At their core, latkes are a simple recipe of shredded potatoes, a little egg, salt and a few spices. Some folks dress them up by adding different shredded vegetables like sweet potatoes and onion, while others focus on accompaniments for serving such as applesauce and sour cream. So at their core, latkes should be a breeze. Then why are there so many ho-hum ones? My dad is Jewish, my mom Presbyterian so we grew up celebrating Hanukkah and Passover along with Christmas and Easter. My dad was always in charge of the latkes. He uses my grandmother's recipe and when we're home, he'll coach us through it as if we've never seen him make them before. My sisters and I generally zone out, waiting eagerly for the first latkes to come out of the pan. But lately, I've started to pay more and more attention after having one too many bad latkes and after making a pretty mediocre round of them last year on my own.

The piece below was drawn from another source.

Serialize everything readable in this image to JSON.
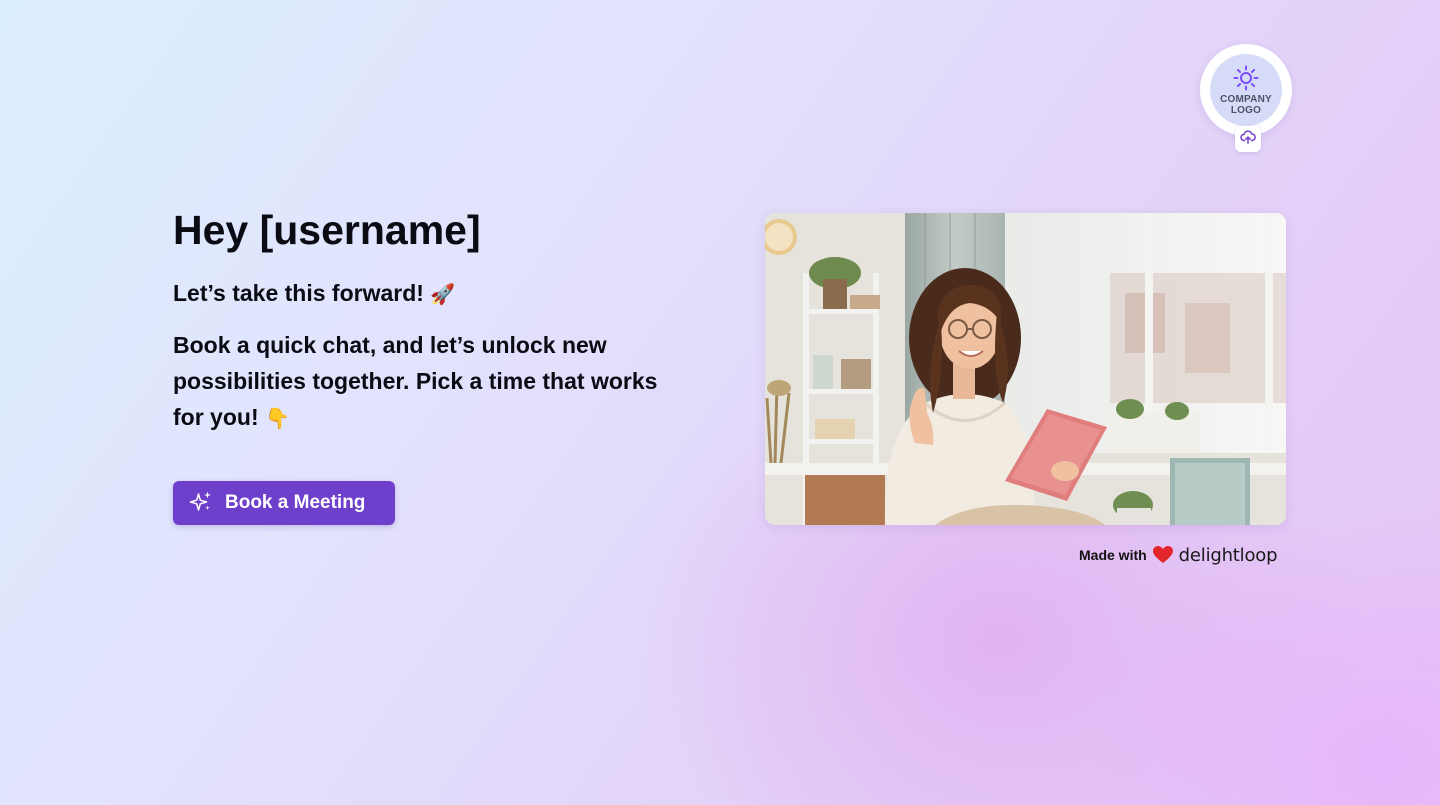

So what makes a latke bad? I think they fall into a few camps: soggy or overly pasty and gummy. Neither is ideal and I couldn't really tell you which is worse. But to get past these downfalls every time, I've got a few simple tips that will help shape up your latke mojo.
1. Strain, Squeeze, Strain: To avoid soggy latkes, you need to wring out your potato mixture really, really well. Folks have different theories about how many times you should wring out the mixture and what you should use. I favor cheesecloth if you have it. If you don't, a clean dishtowel will do the trick. Just keep in mind that you can't do this too firmly: it's impossible to hurt the latke mixture. Be tough. Be firm. Squeeze like there's no tomorrow. Then squeeze again.
2. Watch Your Oil Temperature: This is the one tip that I struggle with mainly because I don't do much frying at home. So I usually end up heating my oil too much and burning the outside of my latkes and then the insides aren't even cooked all the way through. My dad always puts a pinch of the latke mixture into the pan before frying up the latkes. If it's at medium heat and it still sizzles, the oil is ready.
3. Finesse Your Timing. Or Don't: In our family, we eat the latkes to order. So some of us will have a few while the others don't yet have one and my dad is standing cooking them off the whole time. While I generally love sitting down to eat together as a family, latke season is the one exception. After resting for a moment on a paper towel to drain, they're really best right out of the skillet. That being said, if you're serving them for a party or would rather set out a large plate for folks to serve themselves, you most certainly can set the oven to 300 F to keep cooked latkes warm while you cook off remaining ones.
Do you make latkes? What are your tips?